Innovation for Growth and Sustainability in the Era of AI
TL;DR
Former EY Global Chief Innovation Officer Jeff Wong argues that traditional industries must abandon generational planning cycles for portfolio-based AI innovation strategies, leveraging vast proprietary data assets while requiring leaders to personally adopt the tools they seek to implement.
⚡ The Acceleration of Technological Change 3 insights
Corporate lifespans are collapsing
S&P 500 companies historically remained on the index for 33-34 years, but that tenure is projected to shrink to just over 12 years due to rapid disruption.
AI capabilities multiplied exponentially in a decade
Just 12 years ago AI could barely identify cats in videos, but systems now pass 10 out of 12 professional accounting examinations and score highly on advanced mathematics assessments.
Generational shifts now occur within years
Traditional business planning assumed single generational shifts per era, but companies now face multiple technological disruptions within a single decade, outpacing legacy adaptation mechanisms.
🗃️ Data as Strategic Infrastructure 3 insights
Audit functions provide unmatched data access
EY's traditional audit and tax services provide login access to 60-70% of the world's enterprise ERP systems, creating a massive data moat invisible to the public.

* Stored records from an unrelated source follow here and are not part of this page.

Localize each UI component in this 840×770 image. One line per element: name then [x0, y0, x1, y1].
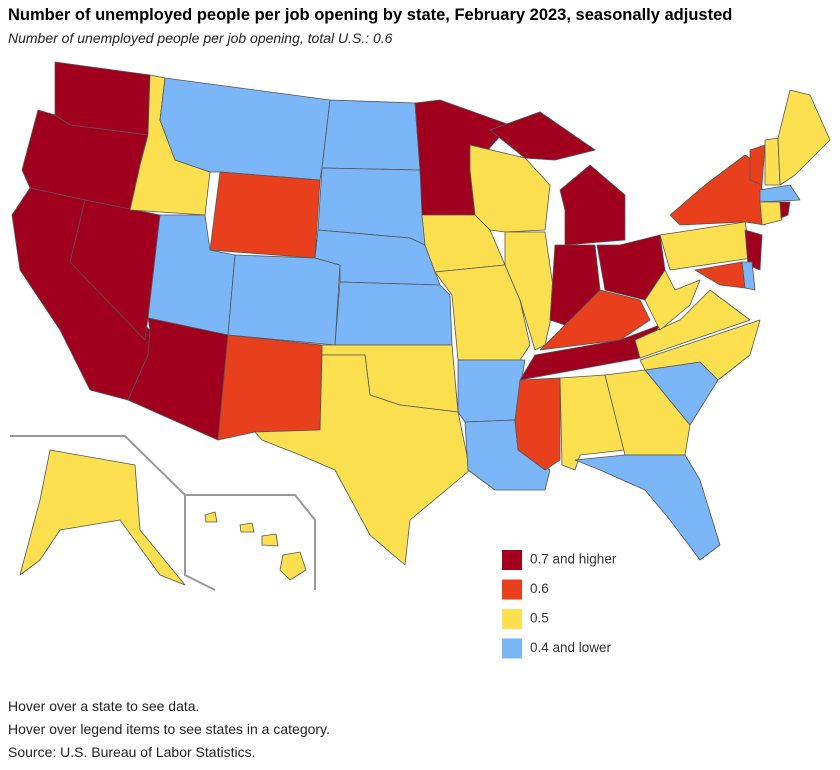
state[interactable] — [741, 261, 756, 291]
state[interactable] — [759, 201, 783, 226]
legend-label[interactable]: 0.6 — [530, 581, 549, 596]
state[interactable] — [639, 319, 761, 381]
legend: 0.7 and higher 0.6 0.5 0.4 and lower — [502, 550, 617, 659]
note: Source: U.S. Bureau of Labor Statistics. — [8, 744, 256, 760]
note: Hover over a state to see data. — [8, 698, 200, 714]
legend-swatch[interactable] — [502, 579, 522, 600]
state[interactable] — [227, 254, 341, 346]
state[interactable] — [321, 99, 421, 171]
legend-swatch[interactable] — [502, 609, 522, 629]
state[interactable] — [644, 269, 701, 331]
state[interactable] — [764, 137, 781, 186]
state[interactable] — [574, 454, 721, 561]
note: Hover over legend items to see states in… — [8, 721, 330, 737]
inset-borders — [10, 435, 316, 591]
state[interactable] — [604, 369, 691, 456]
state[interactable] — [759, 184, 801, 203]
state[interactable] — [19, 449, 186, 586]
state[interactable] — [634, 289, 751, 359]
map-subtitle: Number of unemployed people per job open… — [8, 30, 393, 46]
legend-label[interactable]: 0.4 and lower — [530, 640, 612, 655]
state[interactable] — [209, 171, 321, 259]
state[interactable] — [779, 201, 791, 219]
legend-swatch[interactable] — [502, 638, 522, 659]
state[interactable] — [69, 199, 161, 341]
legend-item[interactable]: 0.7 and higher — [502, 550, 617, 570]
map-title: Number of unemployed people per job open… — [8, 6, 733, 24]
state[interactable] — [694, 261, 746, 289]
legend-item[interactable]: 0.6 — [502, 579, 549, 600]
state[interactable] — [777, 89, 831, 186]
legend-label[interactable]: 0.7 and higher — [530, 552, 617, 567]
legend-item[interactable]: 0.4 and lower — [502, 638, 612, 659]
state[interactable] — [457, 359, 526, 423]
notes: Hover over a state to see data. Hover ov… — [8, 695, 330, 764]
map: 0.7 and higher 0.6 0.5 0.4 and lower — [10, 61, 831, 659]
state[interactable] — [744, 229, 763, 271]
states — [11, 61, 831, 586]
state[interactable] — [254, 354, 471, 566]
legend-item[interactable]: 0.5 — [502, 609, 549, 629]
state[interactable] — [217, 334, 323, 441]
legend-swatch[interactable] — [502, 550, 522, 570]
state[interactable] — [489, 111, 596, 161]
inset-border — [185, 494, 316, 590]
state[interactable] — [334, 281, 453, 346]
state[interactable] — [749, 144, 766, 186]
state[interactable] — [504, 231, 556, 351]
legend-label[interactable]: 0.5 — [530, 611, 549, 626]
state[interactable] — [539, 289, 651, 351]
state[interactable] — [204, 511, 307, 581]
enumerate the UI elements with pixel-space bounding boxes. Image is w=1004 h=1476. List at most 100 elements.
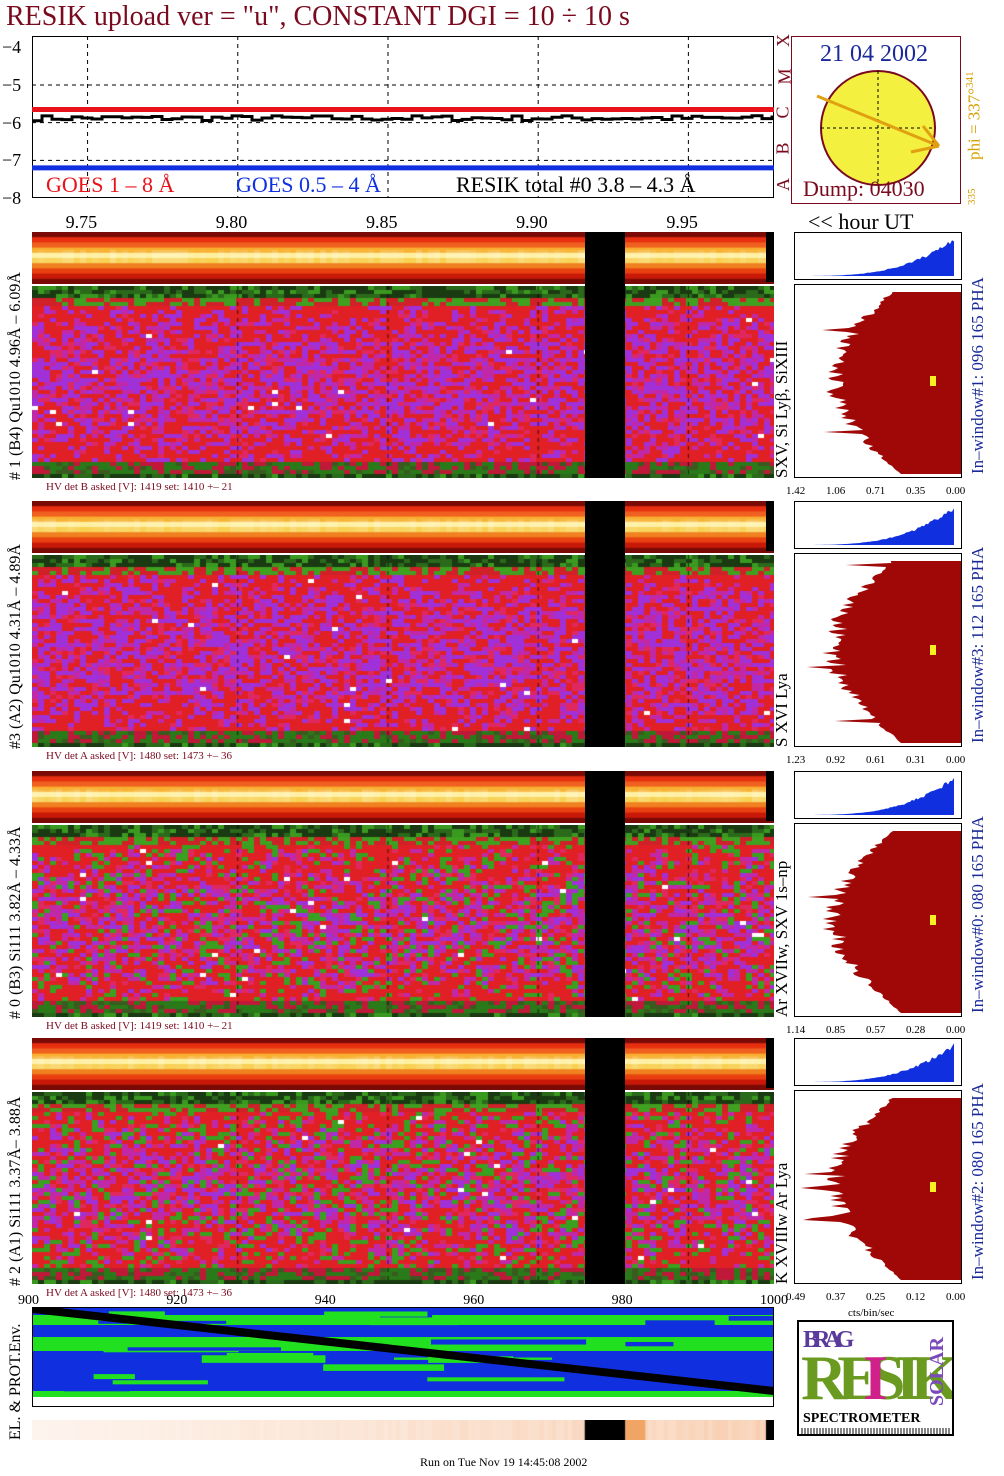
environment-label: EL. & PROT.Env. xyxy=(7,1323,24,1440)
panel-end-marker xyxy=(766,1038,774,1088)
pha-tick-0: 1.14 xyxy=(786,1024,806,1036)
detector-top-strip xyxy=(32,1038,774,1090)
pha-tick-0: 1.42 xyxy=(786,485,806,497)
env-x-tick-4: 980 xyxy=(611,1293,633,1308)
env-x-tick-5: 1000 xyxy=(760,1293,788,1308)
env-x-tick-3: 960 xyxy=(463,1293,485,1308)
panel-end-marker xyxy=(766,501,774,551)
env-fragment xyxy=(706,1378,774,1386)
pha-tick-2: 0.25 xyxy=(866,1291,886,1303)
pha-top-histogram xyxy=(794,501,962,549)
pha-histogram xyxy=(794,823,962,1017)
dump-number: Dump: 04030 xyxy=(803,176,925,201)
pha-tick-1: 0.92 xyxy=(826,754,846,766)
goes-y-tick-4: −8 xyxy=(2,188,22,208)
detector-top-strip xyxy=(32,232,774,284)
pha-tick-3: 0.28 xyxy=(906,1024,926,1036)
pha-window-label: In–window#3: 112 165 PHA xyxy=(968,546,987,743)
env-fragment xyxy=(63,1385,130,1392)
pha-tick-3: 0.31 xyxy=(906,754,926,766)
data-gap xyxy=(584,1038,626,1284)
pha-tick-3: 0.12 xyxy=(906,1291,926,1303)
sun-panel xyxy=(791,36,961,204)
sun-disk xyxy=(816,70,941,186)
pha-tick-2: 0.57 xyxy=(866,1024,886,1036)
env-x-tick-1: 920 xyxy=(166,1293,188,1308)
pha-histogram xyxy=(794,553,962,747)
phi-lower: 335 xyxy=(966,188,978,206)
time-tick-1: 9.80 xyxy=(215,212,248,232)
env-band xyxy=(32,1397,774,1407)
phi-angle: phi = 337°341 xyxy=(964,71,984,160)
env-fragment xyxy=(728,1316,774,1321)
pha-window-label: In–window#2: 080 165 PHA xyxy=(968,1083,987,1280)
pha-tick-4: 0.00 xyxy=(946,1291,966,1303)
env-band xyxy=(32,1315,774,1325)
logo-resik: RESIK xyxy=(801,1342,952,1413)
env-fragment xyxy=(93,1374,135,1380)
goes-y-tick-0: −4 xyxy=(2,37,22,58)
env-trend-line xyxy=(32,1307,774,1395)
goes-legend-item-1: GOES 0.5 – 4 Å xyxy=(236,172,381,197)
spectral-lines-label: S XVI Lya xyxy=(772,673,791,747)
detector-top-strip xyxy=(32,771,774,823)
env-fragment xyxy=(291,1383,394,1390)
time-tick-2: 9.85 xyxy=(365,212,398,232)
observation-date: 21 04 2002 xyxy=(820,41,928,67)
detector-spectrogram xyxy=(32,1092,774,1284)
env-fragment xyxy=(382,1320,447,1323)
goes-plot xyxy=(32,36,774,198)
pha-window-label: In–window#0: 080 165 PHA xyxy=(968,816,987,1013)
detector-label: # 1 (B4) Qu1010 4.96Å – 6.09Å xyxy=(7,272,24,480)
logo-fine-print xyxy=(801,1428,951,1434)
env-fragment xyxy=(369,1320,459,1326)
goes-legend-item-0: GOES 1 – 8 Å xyxy=(46,172,175,197)
logo-brag: BRAG xyxy=(803,1327,854,1353)
env-fragment xyxy=(453,1367,559,1372)
spectral-lines-label: Ar XVIIw, SXV 1s–np xyxy=(772,860,791,1017)
pha-tick-1: 0.37 xyxy=(826,1291,846,1303)
resik-total-series xyxy=(32,114,774,123)
data-gap xyxy=(584,232,626,478)
pha-tick-0: 1.23 xyxy=(786,754,806,766)
env-band xyxy=(32,1307,774,1315)
time-tick-4: 9.95 xyxy=(666,212,698,232)
environment-frame xyxy=(32,1307,774,1407)
env-fragment xyxy=(430,1339,587,1345)
detector-label: # 0 (B3) Si111 3.82Å – 4.33Å xyxy=(7,826,24,1019)
env-fragment xyxy=(201,1355,326,1363)
goes-y-tick-1: −5 xyxy=(2,74,22,95)
goes-y-tick-3: −7 xyxy=(2,150,22,171)
pha-tick-4: 0.00 xyxy=(946,1024,966,1036)
pha-tick-3: 0.35 xyxy=(906,485,926,497)
pha-tick-1: 0.85 xyxy=(826,1024,846,1036)
env-fragment xyxy=(389,1307,541,1310)
hv-settings: HV det A asked [V]: 1480 set: 1473 +– 36 xyxy=(46,1287,232,1299)
pha-top-histogram xyxy=(794,771,962,819)
logo-solar: SOLAR xyxy=(926,1337,948,1406)
hour-ut-label: << hour UT xyxy=(808,209,914,234)
env-fragment xyxy=(127,1347,281,1351)
logo-i-overlay: I xyxy=(863,1342,888,1413)
env-fragment xyxy=(632,1308,757,1314)
detector-spectrogram xyxy=(32,555,774,747)
pha-tick-2: 0.61 xyxy=(866,754,886,766)
time-tick-0: 9.75 xyxy=(65,212,98,232)
env-strip-canvas xyxy=(32,1420,774,1440)
spectral-lines-label: SXV, Si Lyβ, SiXIII xyxy=(772,340,791,478)
pha-x-axis-label: cts/bin/sec xyxy=(848,1307,895,1319)
env-fragment xyxy=(226,1327,378,1335)
env-fragment xyxy=(324,1311,428,1317)
env-x-tick-2: 940 xyxy=(314,1293,336,1308)
pha-histogram xyxy=(794,1090,962,1284)
env-fragment xyxy=(112,1380,208,1385)
spectral-lines-label: K XVIIIw Ar Lya xyxy=(772,1162,791,1284)
time-tick-3: 9.90 xyxy=(516,212,548,232)
env-x-tick-0: 900 xyxy=(18,1293,39,1308)
env-fragment xyxy=(109,1361,197,1368)
pha-tick-2: 0.71 xyxy=(866,485,886,497)
env-fragment xyxy=(489,1325,563,1334)
environment-intensity-strip xyxy=(32,1420,774,1440)
env-fragment xyxy=(625,1341,674,1347)
pha-tick-0: 0.49 xyxy=(786,1291,806,1303)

Sampling enables innovation without full exposure
With 300,000 global clients, organizations can derive powerful AI insights using statistical sampling rather than exposing entire sensitive datasets, balancing innovation with security.
Scale of investment reflects strategic priority
Wong directed over $100 million annually across EY's global labs in AI, blockchain, quantum computing, and robotics, treating emerging technology as core infrastructure rather than side projects.
🎯 Managing AI Innovation 3 insights
Leaders must get their hands dirty
Executives cannot delegate AI understanding; they must personally use large language models and machine learning tools daily to move beyond theoretical knowledge and identify real applications.
AI is a portfolio, not a single technology
The term 'AI' encompasses diverse technologies including large language models, computer vision, and machine learning, each requiring distinct technical strategies and governance approaches.
Abandon the genius model for systematic portfolios
Successful innovation mimics venture capital: systematic investment across multiple bets, rigorous monitoring of outcomes, and doubling resources on proven winners rather than hiring a singular 'Mark Zuckerberg' savior.
🔒 Governance and Client Trust 2 insights
New contract frameworks enable data usage
EY successfully introduced new terminology allowing anonymized data usage for AI training, with most clients accepting updated terms once they recognized the mutual value in improved service delivery.
Regulated industries require conservative experimentation
Unlike startups, established firms must navigate SEC and international regulatory requirements, but sampling methods and anonymization allow progress without violating client confidentiality or regulatory constraints.
Bottom Line
Traditional industry leaders must personally adopt AI tools while implementing systematic, portfolio-based innovation strategies that leverage proprietary data assets through careful sampling and updated governance frameworks.